Here are some examples of FFTrees created from datasets in the `FFTrees`

package

The `mushrooms`

dataset contains data about mushrooms (see `?mushrooms`

for details). The goal of our model is to predict which mushrooms are poisonous based on 22 cues ranging from the mushroom’s odor, color, etc.

Let’s create some trees. We’ll start by creating a training and test dataset:

```
set.seed(100) # For replicability of the training / test data split
train.samples <- sample(nrow(mushrooms), size = 4000)
mushrooms.train <- mushrooms[train.samples, ]
mushrooms.test <- mushrooms[setdiff(1:nrow(mushrooms), train.samples), ]
mushrooms.fft <- FFTrees(formula = poisonous ~.,
data = mushrooms.train,
data.test = mushrooms.test)
```

```
## Warning in predict.lm(object, newdata, se.fit, scale = 1, type =
## ifelse(type == : prediction from a rank-deficient fit may be misleading
```

Here’s basic information about the trees:

`mushrooms.fft`

```
## [1] "6 FFTs using up to 4 of 22 cues"
## [1] "FFT #3 uses 2 cues {odor,sporepc} with the following performance:"
## train test
## n 4000.00 4124.00
## pci 0.94 0.94
## mcu 1.47 1.46
## acc 0.93 0.93
## bacc 0.93 0.93
## sens 0.86 0.85
## spec 1.00 1.00
```

First, let’s look at the individual cue training accuracies with `plot()`

:

`plot(mushrooms.fft, main = "Mushrooms", what = "cues")`

It looks like the cues *oder* and *sporepc* are the best predictors. in fact, the single cue *odor* has a hit rate of 97% and a false alarm rate of 0%! Based on this, we should expect the final trees to use just these cues.

Now let’s plot the best tree applied to the test dataset

```
plot(mushrooms.fft,
data = "test",
description = "Mushrooms FFT",
decision.names = c("Safe", "Poisonous"))
```

Indeed, it looks like the best tree only uses the *odor* and *sporepc* cues. In our test dataset, the tree had a false alarm rate of 0% (1 - specificity), and a hit rate of 85%.

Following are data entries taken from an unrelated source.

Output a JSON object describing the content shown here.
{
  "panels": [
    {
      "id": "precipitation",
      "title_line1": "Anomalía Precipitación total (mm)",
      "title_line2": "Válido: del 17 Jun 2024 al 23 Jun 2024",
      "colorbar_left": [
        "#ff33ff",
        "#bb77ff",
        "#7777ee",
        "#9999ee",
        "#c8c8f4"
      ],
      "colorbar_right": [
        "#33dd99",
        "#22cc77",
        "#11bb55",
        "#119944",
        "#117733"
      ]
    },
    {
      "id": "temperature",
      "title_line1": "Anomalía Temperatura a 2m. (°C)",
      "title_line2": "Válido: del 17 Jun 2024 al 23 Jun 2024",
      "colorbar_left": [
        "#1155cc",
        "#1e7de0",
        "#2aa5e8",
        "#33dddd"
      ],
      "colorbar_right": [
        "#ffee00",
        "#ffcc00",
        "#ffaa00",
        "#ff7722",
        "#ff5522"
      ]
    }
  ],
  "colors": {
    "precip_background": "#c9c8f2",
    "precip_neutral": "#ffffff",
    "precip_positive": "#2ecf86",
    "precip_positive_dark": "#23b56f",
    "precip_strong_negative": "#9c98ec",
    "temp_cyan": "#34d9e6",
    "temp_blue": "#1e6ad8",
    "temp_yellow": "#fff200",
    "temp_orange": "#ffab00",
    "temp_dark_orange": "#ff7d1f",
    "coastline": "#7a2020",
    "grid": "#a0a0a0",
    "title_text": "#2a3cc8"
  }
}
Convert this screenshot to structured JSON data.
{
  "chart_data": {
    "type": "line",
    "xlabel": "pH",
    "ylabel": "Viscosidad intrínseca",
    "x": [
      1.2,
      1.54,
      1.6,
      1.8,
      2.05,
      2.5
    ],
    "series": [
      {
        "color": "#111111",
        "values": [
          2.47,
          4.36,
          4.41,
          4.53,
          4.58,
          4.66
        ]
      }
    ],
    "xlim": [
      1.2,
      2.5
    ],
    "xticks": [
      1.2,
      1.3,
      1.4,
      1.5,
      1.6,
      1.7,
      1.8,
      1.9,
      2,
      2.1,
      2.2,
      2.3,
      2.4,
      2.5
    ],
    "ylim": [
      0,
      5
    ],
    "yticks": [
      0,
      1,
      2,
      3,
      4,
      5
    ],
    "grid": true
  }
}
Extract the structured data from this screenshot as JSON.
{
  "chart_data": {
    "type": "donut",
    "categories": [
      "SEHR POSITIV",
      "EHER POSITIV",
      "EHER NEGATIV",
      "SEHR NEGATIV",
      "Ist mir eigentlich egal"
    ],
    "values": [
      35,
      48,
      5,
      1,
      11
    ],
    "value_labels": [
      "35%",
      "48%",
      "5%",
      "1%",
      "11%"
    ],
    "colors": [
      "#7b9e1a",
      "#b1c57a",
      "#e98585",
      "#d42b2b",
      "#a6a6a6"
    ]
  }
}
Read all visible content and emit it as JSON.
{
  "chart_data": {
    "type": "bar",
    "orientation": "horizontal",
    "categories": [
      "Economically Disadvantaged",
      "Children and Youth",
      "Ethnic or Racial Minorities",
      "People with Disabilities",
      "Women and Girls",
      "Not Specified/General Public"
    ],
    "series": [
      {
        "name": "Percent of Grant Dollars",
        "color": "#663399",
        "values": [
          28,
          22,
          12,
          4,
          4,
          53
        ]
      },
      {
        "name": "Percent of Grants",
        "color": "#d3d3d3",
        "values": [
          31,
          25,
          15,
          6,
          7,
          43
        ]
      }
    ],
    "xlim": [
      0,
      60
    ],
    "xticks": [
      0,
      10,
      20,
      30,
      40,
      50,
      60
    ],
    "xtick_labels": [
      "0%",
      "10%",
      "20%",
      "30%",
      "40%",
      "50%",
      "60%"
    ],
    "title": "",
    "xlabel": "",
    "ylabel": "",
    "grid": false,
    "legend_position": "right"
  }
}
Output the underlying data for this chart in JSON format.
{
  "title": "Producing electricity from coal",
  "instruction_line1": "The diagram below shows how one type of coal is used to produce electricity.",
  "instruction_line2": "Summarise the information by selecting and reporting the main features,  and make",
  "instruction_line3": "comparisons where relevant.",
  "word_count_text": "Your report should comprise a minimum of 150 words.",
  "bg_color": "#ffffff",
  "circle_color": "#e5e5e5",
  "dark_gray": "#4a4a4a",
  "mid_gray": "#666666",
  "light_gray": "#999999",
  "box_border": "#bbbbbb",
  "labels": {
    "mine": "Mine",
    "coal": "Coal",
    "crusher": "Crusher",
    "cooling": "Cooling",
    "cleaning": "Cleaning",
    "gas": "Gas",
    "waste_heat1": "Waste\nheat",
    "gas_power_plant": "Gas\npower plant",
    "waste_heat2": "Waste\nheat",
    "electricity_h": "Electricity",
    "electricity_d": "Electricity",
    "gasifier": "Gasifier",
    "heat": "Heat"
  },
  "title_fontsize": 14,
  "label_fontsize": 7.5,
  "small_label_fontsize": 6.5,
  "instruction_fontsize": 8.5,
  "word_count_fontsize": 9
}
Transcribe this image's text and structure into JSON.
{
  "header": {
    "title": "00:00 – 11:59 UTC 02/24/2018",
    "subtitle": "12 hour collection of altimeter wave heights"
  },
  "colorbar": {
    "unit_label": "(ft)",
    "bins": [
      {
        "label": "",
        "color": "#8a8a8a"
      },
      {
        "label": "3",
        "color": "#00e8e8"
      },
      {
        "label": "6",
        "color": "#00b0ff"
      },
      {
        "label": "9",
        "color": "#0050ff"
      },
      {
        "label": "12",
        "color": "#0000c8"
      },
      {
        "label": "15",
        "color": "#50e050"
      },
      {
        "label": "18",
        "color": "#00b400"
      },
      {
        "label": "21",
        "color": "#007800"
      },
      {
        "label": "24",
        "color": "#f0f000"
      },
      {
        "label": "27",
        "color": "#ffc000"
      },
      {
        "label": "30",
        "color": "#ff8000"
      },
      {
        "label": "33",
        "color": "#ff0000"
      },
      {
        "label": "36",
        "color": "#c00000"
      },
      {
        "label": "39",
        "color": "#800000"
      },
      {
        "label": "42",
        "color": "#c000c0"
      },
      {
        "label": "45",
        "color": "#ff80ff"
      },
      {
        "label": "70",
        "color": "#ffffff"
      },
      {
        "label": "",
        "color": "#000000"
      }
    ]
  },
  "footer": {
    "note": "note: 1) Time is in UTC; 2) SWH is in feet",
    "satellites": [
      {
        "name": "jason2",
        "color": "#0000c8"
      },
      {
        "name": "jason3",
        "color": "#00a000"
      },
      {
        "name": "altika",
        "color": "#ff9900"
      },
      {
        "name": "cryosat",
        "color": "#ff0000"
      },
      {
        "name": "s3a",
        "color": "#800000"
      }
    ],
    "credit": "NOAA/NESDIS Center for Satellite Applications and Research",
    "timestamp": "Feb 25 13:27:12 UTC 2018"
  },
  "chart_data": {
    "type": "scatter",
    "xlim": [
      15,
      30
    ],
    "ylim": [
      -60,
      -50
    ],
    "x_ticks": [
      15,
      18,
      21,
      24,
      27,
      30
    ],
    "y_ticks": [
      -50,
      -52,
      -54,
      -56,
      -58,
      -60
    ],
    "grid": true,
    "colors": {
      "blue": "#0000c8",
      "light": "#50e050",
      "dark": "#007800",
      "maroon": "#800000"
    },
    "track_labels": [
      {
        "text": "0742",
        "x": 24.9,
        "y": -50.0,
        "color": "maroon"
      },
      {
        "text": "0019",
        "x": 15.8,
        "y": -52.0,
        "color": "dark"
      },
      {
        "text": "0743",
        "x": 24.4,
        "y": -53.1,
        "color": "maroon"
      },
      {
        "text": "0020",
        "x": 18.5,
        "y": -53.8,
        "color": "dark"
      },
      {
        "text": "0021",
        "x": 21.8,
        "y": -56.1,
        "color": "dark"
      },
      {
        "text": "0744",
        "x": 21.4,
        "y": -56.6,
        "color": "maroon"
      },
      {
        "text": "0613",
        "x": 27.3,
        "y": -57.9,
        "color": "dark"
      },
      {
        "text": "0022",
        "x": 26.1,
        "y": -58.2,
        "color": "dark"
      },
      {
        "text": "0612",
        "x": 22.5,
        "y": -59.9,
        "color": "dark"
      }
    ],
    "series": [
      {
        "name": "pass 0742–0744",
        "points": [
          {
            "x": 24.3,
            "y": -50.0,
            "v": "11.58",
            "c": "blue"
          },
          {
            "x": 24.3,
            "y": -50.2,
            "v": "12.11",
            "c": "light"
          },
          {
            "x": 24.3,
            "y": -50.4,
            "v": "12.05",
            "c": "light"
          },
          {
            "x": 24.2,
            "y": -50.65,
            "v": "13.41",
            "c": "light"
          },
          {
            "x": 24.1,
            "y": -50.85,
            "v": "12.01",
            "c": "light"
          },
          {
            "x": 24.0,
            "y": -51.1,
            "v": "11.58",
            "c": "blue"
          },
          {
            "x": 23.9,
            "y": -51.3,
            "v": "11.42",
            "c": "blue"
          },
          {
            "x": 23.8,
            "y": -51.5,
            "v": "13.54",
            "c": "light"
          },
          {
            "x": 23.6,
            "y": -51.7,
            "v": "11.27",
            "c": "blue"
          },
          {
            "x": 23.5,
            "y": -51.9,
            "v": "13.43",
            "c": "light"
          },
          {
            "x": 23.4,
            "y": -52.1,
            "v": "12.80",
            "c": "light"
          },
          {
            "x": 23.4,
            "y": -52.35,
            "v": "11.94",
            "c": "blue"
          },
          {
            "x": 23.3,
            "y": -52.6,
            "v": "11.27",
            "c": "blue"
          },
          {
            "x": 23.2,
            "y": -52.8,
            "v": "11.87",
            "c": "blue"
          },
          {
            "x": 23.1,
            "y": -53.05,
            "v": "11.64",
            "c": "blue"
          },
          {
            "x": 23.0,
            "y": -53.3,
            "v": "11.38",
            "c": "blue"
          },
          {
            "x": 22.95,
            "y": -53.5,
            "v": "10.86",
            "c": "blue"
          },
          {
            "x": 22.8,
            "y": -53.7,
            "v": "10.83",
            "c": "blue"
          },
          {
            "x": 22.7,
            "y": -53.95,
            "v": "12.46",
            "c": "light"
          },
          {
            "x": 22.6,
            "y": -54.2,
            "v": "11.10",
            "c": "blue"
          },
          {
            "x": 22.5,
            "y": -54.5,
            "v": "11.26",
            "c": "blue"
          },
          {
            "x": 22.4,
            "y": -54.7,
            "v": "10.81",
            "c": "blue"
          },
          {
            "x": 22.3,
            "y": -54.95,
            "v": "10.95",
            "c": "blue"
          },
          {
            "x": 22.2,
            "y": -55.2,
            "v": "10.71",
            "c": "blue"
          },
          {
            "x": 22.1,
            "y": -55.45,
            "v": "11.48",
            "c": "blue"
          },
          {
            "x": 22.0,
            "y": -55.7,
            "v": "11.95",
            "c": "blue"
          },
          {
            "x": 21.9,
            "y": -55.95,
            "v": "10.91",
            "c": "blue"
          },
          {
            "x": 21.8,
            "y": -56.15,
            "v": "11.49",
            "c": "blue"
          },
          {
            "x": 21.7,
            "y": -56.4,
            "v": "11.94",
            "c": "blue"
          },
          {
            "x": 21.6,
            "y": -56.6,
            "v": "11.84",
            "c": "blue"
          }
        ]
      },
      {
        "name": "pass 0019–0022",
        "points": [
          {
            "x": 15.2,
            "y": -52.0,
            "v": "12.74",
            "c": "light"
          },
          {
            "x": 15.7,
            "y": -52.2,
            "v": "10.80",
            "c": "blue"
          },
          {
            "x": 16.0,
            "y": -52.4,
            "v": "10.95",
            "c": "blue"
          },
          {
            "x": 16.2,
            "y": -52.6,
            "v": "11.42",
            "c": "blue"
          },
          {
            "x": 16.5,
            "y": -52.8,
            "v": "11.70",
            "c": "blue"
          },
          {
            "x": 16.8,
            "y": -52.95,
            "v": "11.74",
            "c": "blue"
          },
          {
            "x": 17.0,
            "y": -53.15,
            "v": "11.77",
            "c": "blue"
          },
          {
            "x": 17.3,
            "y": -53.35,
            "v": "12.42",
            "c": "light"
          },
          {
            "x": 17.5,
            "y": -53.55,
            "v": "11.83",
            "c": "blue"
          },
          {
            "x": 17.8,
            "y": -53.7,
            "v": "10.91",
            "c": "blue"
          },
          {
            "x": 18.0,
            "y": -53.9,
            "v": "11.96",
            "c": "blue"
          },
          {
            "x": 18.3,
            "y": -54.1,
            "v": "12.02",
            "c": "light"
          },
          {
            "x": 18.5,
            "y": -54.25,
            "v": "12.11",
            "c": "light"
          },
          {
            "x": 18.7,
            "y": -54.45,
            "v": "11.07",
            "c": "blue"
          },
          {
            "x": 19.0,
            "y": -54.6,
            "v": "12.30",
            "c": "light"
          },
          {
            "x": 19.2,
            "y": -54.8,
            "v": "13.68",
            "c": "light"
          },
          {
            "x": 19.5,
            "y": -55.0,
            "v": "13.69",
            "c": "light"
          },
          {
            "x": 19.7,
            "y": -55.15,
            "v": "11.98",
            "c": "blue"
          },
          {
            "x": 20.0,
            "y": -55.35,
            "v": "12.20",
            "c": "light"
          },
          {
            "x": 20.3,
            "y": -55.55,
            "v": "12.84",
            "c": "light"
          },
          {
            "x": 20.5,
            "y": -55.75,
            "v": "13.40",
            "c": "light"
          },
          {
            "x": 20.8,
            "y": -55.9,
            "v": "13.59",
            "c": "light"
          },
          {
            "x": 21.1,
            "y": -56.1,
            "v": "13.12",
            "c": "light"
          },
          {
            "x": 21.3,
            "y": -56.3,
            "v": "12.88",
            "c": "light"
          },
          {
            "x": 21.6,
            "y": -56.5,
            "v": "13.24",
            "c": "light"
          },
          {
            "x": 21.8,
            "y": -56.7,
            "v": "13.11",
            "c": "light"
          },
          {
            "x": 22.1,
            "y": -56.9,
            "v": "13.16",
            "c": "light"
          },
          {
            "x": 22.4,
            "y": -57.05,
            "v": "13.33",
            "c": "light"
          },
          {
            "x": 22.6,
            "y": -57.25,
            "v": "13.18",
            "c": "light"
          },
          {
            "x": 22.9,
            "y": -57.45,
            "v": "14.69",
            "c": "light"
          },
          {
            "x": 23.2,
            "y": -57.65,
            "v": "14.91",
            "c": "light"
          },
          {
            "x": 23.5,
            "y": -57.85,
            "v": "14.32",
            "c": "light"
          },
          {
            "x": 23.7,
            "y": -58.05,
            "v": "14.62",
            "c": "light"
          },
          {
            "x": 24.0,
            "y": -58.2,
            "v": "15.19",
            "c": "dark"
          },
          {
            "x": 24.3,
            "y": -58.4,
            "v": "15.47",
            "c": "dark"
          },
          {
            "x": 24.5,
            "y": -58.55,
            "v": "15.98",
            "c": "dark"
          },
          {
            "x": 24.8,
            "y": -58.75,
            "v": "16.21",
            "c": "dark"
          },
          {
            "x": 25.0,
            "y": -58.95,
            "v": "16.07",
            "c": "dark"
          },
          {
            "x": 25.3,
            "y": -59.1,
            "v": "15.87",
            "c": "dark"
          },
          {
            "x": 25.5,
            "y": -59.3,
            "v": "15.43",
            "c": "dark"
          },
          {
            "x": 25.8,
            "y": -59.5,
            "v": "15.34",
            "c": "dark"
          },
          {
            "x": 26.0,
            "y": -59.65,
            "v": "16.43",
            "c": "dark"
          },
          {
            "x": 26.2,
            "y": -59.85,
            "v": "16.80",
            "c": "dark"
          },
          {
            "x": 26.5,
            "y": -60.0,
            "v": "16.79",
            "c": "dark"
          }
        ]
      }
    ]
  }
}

Now, let’s say that you talk to a mushroom expert who says that we are using the wrong cues. According to her, the best predictors for poisonous mushrooms are *ringtype* and *ringnum*. Let’s build a set of trees with these cues and see how they perform relative to our initial tree:

```
mushrooms.ring.fft <- FFTrees(formula = poisonous ~ ringtype + ringnum,
data = mushrooms.train,
data.test = mushrooms.test)
```

```
## Warning in predict.lm(object, newdata, se.fit, scale = 1, type =
## ifelse(type == : prediction from a rank-deficient fit may be misleading
```

Here is the final tree:

```
plot(mushrooms.ring.fft,
data = "test",
description = "Mushrooms (Ring only) FFT",
decision.names = c("Safe", "Poisonous"))
```

As we can see, this tree did not perform nearly as well as our earlier one.

The `iris.v`

dataset contains data about 150 flowers (see `?iris.v`

). Our goal is to predict which flowers are of the class Virginica. In this example, we’ll create trees using the entire dataset (without an explicit test dataset)

```
iris.fft <- FFTrees(formula = virginica ~.,
data = iris.v)
```

First, let’s look at the individual cue training accuracies with `showcues`

:

`plot(iris.fft, what = "cues")`

It looks like the cues *pet.wid* and *pet.len* are the best predictors. Based on this, we should expect the final trees will likely use just one or both of these cues

Now let’s plot the best tree applied to the test dataset

```
plot(iris.fft,
description = "Iris FFT",
decision.names = c("Not V", "Virginica"))
```

Indeed, it looks like the best tree only uses the *pet.wid* and *pet.len* cues. In our test dataset, the tree had a false alarm rate of 6% (1 - specificity) and a hit rate of 100%.

Now, this tree did quite well, but what if someone wants a tree with the lowest possible false alarm rate. If we look at the ROC plot in the bottom left corner of the plot above, we can see that tree #2 has a false alarm rate close to 0%. Let’s look at that tree:

```
plot(iris.fft,
description = "Iris FFT",
decision.names = c("Not V", "Virginica"),
tree = 2) # Show tree #6
```

As you can see, this tree does indeed have a lower false alarm rate of 2%. However, it comes at a cost of a lower hit-rate.